In the absence of word or action from London, he had made yet more pleas for provisions—“I hear nothing of my victuals and munition this night here, I will gallop to Dover to see what may be there, or else we shall starve”—but they went unanswered, as did his requests for the seamen to be paid the wages owing to them so they could at least buy food for themselves. He reported “the great discontentments of men here . . . who well
hoped after this so good service, to have received their whole pay, and find it to come but this scantly among them.” “There is a number of poor men of the coast towns—I mean the mariners—that cry out for money, and they know not where to be paid. I have given them my word and honour that either the towns shall pay them or I will see them paid. If I had not done so, they had run away from Plymouth by thousands. I hope there will be care had of it.” The only reply he provoked from Elizabeth or her Council was a memorandum from Burghley, his resolve now perhaps stiffened by the return of his royal mistress, that in its smug complacency in the face of human suffering must have driven Howard and his fellow commanders to helpless fury. “To spend in time convenient is wisdom. To continue charges without needful cause brings repentance.
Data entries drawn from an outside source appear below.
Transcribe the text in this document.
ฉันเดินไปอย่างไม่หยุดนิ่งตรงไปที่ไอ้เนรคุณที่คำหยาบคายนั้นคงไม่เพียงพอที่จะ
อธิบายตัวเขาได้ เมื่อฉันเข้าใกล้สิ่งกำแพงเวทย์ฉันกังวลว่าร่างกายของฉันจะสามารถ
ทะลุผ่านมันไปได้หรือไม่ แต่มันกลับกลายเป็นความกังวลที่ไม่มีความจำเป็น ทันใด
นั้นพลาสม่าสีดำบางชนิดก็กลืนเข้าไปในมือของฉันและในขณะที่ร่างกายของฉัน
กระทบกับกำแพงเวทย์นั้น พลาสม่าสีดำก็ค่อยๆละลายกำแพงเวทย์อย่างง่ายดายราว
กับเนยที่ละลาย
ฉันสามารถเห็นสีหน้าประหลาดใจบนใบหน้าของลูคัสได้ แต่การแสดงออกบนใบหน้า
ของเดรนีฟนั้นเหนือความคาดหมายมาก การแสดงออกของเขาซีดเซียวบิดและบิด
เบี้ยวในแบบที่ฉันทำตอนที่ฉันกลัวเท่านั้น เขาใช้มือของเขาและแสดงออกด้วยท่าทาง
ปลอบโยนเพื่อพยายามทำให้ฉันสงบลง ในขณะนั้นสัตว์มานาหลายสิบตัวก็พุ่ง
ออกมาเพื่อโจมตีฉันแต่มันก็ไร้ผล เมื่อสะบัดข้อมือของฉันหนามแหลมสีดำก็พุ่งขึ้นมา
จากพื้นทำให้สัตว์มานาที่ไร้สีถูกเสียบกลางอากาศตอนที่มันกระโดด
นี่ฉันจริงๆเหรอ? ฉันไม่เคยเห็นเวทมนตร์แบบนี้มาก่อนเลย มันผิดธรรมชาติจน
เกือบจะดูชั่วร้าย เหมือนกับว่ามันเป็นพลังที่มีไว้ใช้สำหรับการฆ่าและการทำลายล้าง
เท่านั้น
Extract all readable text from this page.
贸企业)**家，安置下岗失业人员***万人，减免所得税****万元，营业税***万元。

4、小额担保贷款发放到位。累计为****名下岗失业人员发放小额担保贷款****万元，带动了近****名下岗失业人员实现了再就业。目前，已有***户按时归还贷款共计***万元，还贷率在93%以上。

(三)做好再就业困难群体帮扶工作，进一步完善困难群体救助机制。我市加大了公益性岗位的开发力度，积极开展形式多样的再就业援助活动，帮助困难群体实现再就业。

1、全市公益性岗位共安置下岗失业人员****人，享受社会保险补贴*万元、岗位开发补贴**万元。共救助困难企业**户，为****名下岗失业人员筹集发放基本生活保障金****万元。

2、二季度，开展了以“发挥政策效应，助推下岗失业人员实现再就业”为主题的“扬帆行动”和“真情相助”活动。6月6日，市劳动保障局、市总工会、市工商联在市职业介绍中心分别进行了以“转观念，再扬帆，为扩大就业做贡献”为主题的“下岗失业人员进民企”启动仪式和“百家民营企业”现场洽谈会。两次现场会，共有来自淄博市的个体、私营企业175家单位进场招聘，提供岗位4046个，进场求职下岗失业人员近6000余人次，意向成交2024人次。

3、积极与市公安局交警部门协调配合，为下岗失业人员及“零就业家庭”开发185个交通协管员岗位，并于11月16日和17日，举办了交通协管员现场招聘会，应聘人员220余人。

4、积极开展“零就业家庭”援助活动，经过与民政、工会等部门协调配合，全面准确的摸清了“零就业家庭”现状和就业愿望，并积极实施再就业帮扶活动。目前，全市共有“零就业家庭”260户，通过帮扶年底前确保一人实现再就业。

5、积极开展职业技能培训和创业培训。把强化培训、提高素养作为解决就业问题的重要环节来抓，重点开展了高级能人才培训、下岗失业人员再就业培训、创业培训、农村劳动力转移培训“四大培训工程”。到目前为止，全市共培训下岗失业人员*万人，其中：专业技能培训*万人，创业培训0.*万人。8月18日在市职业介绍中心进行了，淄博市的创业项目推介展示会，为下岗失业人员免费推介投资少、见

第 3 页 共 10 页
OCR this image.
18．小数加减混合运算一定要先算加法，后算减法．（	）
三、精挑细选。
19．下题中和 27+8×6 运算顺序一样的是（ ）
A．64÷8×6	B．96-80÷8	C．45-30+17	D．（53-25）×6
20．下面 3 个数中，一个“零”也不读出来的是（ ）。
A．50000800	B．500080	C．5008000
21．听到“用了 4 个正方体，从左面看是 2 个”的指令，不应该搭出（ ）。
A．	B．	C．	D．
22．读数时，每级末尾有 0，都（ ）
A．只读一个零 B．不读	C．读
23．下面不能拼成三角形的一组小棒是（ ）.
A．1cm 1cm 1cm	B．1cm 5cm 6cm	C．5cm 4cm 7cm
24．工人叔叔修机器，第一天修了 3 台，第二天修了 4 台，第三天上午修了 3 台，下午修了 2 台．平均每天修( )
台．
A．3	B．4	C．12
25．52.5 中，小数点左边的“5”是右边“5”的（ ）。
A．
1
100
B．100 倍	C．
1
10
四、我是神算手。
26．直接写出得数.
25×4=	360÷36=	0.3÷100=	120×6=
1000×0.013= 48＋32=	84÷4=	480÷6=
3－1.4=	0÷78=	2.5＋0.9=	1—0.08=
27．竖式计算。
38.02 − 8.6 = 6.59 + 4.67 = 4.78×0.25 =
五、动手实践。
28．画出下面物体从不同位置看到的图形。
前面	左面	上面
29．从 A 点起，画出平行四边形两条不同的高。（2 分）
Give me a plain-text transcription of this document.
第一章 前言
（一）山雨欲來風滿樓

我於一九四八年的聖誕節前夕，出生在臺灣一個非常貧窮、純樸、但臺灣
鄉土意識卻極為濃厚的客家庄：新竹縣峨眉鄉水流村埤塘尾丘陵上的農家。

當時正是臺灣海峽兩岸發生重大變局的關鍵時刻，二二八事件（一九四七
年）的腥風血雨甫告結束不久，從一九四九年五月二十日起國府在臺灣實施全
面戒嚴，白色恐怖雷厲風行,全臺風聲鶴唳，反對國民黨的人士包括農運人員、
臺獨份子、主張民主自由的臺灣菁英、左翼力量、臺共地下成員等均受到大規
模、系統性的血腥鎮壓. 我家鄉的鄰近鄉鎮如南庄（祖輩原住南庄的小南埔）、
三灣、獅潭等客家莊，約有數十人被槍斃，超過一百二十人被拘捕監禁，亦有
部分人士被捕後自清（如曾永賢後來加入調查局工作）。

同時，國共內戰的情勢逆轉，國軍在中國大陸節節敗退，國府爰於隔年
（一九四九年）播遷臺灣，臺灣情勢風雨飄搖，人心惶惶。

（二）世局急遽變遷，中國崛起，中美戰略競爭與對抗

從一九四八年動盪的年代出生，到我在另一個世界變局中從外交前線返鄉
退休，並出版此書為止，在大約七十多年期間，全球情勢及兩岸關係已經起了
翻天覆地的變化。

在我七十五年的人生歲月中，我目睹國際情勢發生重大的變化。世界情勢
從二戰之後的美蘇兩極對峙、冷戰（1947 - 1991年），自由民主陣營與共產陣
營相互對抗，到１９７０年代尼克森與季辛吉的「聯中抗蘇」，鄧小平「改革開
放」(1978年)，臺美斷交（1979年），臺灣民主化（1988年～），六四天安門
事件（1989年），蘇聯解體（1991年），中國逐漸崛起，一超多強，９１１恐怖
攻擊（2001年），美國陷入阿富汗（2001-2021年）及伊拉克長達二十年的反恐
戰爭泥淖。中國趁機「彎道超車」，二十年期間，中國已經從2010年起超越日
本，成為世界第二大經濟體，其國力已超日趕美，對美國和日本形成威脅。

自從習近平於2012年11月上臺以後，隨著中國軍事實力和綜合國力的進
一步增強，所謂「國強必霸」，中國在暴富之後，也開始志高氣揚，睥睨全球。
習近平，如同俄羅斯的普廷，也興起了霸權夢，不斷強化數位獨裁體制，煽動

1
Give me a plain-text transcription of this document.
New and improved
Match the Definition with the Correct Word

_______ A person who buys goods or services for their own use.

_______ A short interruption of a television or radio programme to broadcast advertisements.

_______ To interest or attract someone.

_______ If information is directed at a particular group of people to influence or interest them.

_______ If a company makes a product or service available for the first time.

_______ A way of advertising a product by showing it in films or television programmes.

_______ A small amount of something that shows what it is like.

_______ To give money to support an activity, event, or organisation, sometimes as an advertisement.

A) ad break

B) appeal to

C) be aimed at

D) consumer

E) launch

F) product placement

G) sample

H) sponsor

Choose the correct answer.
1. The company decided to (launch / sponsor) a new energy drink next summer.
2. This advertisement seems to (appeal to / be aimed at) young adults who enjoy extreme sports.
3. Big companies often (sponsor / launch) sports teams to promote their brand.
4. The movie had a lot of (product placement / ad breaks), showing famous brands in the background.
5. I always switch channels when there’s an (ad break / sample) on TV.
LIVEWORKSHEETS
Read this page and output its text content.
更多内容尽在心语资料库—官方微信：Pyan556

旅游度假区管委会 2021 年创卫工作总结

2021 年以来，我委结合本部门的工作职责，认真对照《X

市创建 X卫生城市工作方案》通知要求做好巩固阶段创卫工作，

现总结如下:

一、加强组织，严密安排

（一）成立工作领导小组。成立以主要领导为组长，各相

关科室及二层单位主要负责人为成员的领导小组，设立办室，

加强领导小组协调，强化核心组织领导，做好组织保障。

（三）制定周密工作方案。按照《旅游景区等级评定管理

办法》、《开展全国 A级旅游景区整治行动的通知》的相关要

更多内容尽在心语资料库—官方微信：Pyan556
To hold on charges without knowledge of the certainty thereof, and of means how to support them is lack of wisdom.” 24
The crews of the merchant ships fared even more dismally than those of the Queen’s galleons. “These unfortunate men were, in word as well as deed, deserted by everyone.” While the seamen starved on the docksides, their captains and ship owners made desperate but unsuccessful pleas for payment of money owing. Anthony Potts, owner of two ships “lately employed in Her Majesty’s service . . . with victuals and the wages” of 100 men employed in them, had been “a continual suitor unto your Honours the space of six weeks past for such money as is due unto him, as well his great cost and intolerable expenses as also to the utter undoing of him and his for ever, by reason of his great charge and absence.” The captains of Sandwich and Dover also complained that for four months they and their men had “dutifully and faithfully served Her Majesty . . . at their own great and excessive cost and charges . . . It may therefore please your Honour to grant speedy order for pay to be made . . . the great outcries and pitiful complaints of the poor needy mariners and soldiers, daily made for want thereof, cannot otherwise be relieved and appeased.” Thomas Fleming, the man who had brought the first news of the sighting of the Armada, also sought payment for himself and his thirty-six men for “victuals . . . wages . . . loss of cables, anchors and masts, amounts to the sum of £70 at the least.” Compensation for the vessels used as fireships was paid rather more quickly, probably on the grounds that if the Armada returned, fireships might again be needed and none would provide them if they knew they would not be compensated. In October Drake collected £1,000 for his 200-ton ship, the Thomas of Plymouth, and Hawkins £600 for “the Bark Bond of the burden of 150 tons,” though an attempt by Thomas Meldrun to claim additional sums for the cost of six tons of beer, biscuit, beef and other provisions allegedly left aboard his fireship, the Elizabeth of Lowestoft, proved less successful.